Model finds 8 million tonnes of plastic rubbish makes its way into seas every year and much of it remains unaccounted
The amount of plastic waste entering the world’s oceans every year could be as much as 8 million tonnes – 3% of the plastic waste produced every year, according to new research findings released on 12 February at the American Association for the Advancement of Science’s annual meeting in San Jose, California.
The figure is one to three orders of magnitude higher than reports of the amount of floating plastic waste in the world’s seas. ‘That is the same as five bags filled with plastic for every foot of coastline in the world,’ says Jenna Jambeck, from the University of Georgia, US, and one of the authors of the study. ‘And it can get worse. If we assume a business as usual projection with growing populations, increasing plastic consumption and increased waste generation by 2025 this number doubles. We may be adding 17.5 million tonnes per year.’
For the past 40 years reports of plastic waste in the oceans have been commonplace. While some effort has been made to gather and look at the waste circulating in the world’s seas, no rigorous assessment has been made of how much plastic is making its way from the land into the sea. Jambeck says that this is because, until very recently, there was simply no interest. Added to this, assembling the right team of scientists with the appropriate skills was difficult.
Jambeck and her colleagues came up with their figures by looking at the amount of plastic waste produced by communities living near the sea. The team drew on resources such as the World Bank’s recent audit of global waste and estimate that the 192 countries with a coastline, with a combined population of 6.4 billion people, generated 275 million tonnes of plastic waste in 2010. They then looked at just the people living 50km from the coast in these countries, reasoning that they would be the most likely to contribute to plastics entering the world’s oceans.

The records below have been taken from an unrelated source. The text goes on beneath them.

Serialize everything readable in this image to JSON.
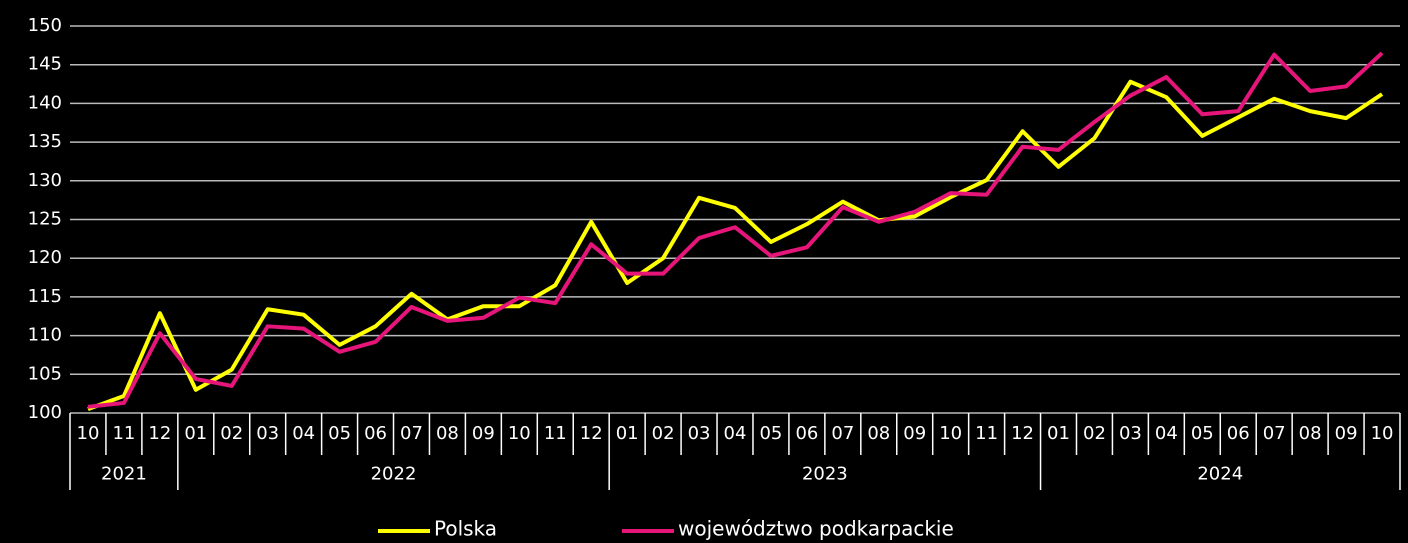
{
  "chart_data": {
    "type": "line",
    "groups": [
      {
        "name": "2021",
        "months": [
          "10",
          "11",
          "12"
        ]
      },
      {
        "name": "2022",
        "months": [
          "01",
          "02",
          "03",
          "04",
          "05",
          "06",
          "07",
          "08",
          "09",
          "10",
          "11",
          "12"
        ]
      },
      {
        "name": "2023",
        "months": [
          "01",
          "02",
          "03",
          "04",
          "05",
          "06",
          "07",
          "08",
          "09",
          "10",
          "11",
          "12"
        ]
      },
      {
        "name": "2024",
        "months": [
          "01",
          "02",
          "03",
          "04",
          "05",
          "06",
          "07",
          "08",
          "09",
          "10"
        ]
      }
    ],
    "series": [
      {
        "name": "Polska",
        "color": "#ffff00",
        "values": [
          100.5,
          102.2,
          112.9,
          103.0,
          105.6,
          113.4,
          112.7,
          108.8,
          111.2,
          115.4,
          112.1,
          113.8,
          113.8,
          116.5,
          124.7,
          116.8,
          120.0,
          127.8,
          126.5,
          122.1,
          124.4,
          127.3,
          124.9,
          125.4,
          127.9,
          130.1,
          136.4,
          131.8,
          135.5,
          142.8,
          140.8,
          135.8,
          138.2,
          140.6,
          139.0,
          138.1,
          141.2
        ]
      },
      {
        "name": "województwo podkarpackie",
        "color": "#e6157a",
        "values": [
          100.8,
          101.3,
          110.3,
          104.4,
          103.5,
          111.2,
          110.9,
          107.9,
          109.2,
          113.7,
          111.9,
          112.3,
          114.9,
          114.2,
          121.8,
          118.0,
          118.0,
          122.6,
          124.0,
          120.3,
          121.4,
          126.6,
          124.7,
          126.0,
          128.4,
          128.2,
          134.4,
          134.0,
          137.6,
          141.0,
          143.4,
          138.6,
          139.0,
          146.3,
          141.6,
          142.2,
          146.5
        ]
      }
    ],
    "ylim": [
      100,
      150
    ],
    "yticks": [
      100,
      105,
      110,
      115,
      120,
      125,
      130,
      135,
      140,
      145,
      150
    ],
    "grid": true
  }
}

Of the 99.5 million tonnes of plastic waste these people produced, around 31.9 million was classified as mismanaged, meaning it was dumped or poorly disposed of. Their model estimates that this mismanaged rubbish, combined with litter, adds up to between 4.8 million and 12.7 million tonnes of plastic waste ending up in the world’s oceans every year.

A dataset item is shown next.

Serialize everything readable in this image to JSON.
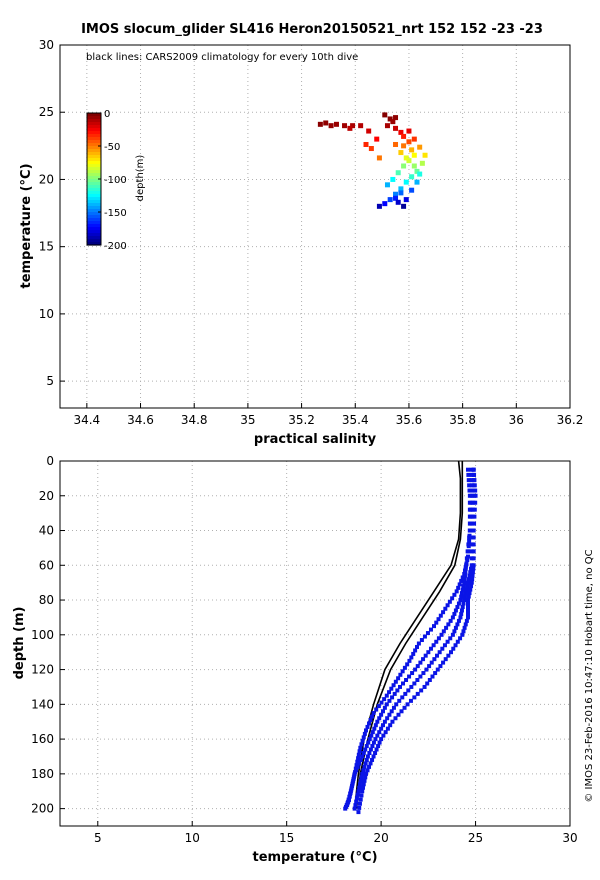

One of the other authors, Kara Lavender Law with the Sea Education Association in Massachusetts, says that these figures matter because of the effects of plastics on the marine ecosystem. This ultimately affects people who consume seafood, some of which may contain small pieces of plastics or microplastics. These plastics can contain additives that may be toxic and they can also act as chemical sponges, capturing persistent compounds such as polychlorinated biphenyls. ‘This study shows far more plastic is in the ocean than we thought, and we need to find it,’ she adds.
Of the top 20 plastic polluters all but one – the US – are emerging economies such as China, Indonesia and the Philippines. Jambeck says that their work is not about finger-pointing and adds that the best way to limit the amount of plastic entering the oceans is for these countries to develop proper waste management systems.
Steve Russell, vice president of the American Chemistry Council’s Plastics Division, says that used plastics should be treated as a valuable resource and be either recycled or recovered for their energy value. He notes that in 2011 many world plastic associations signed up to a document on best practice for plastic recycling and recovering. ‘The most important thing we can do right now is to keep all trash, including plastics, from getting into our oceans in the first place,’ Russell said in a statement.
Marcus Eriksen, co-founder of the 5 Gyres Institute in the US, and author on a paper that estimated the number of plastic particles in the world’s oceans, says that waste management infrastructure – albeit often informal – exists in all the top plastic polluting countries identified. He says that an issue not addressed in this study is product design, pointing out that products that are valuable to recyclers or waste pickers are less likely to end up in the sea.
‘Burdening developing countries with the cost of building waste management infrastructure is not a solution, whereas innovations in product and packaging design that favours incentivised recovery, and a phase out of single-use plastics, is proving to work where it’s implemented,’ Eriksen adds.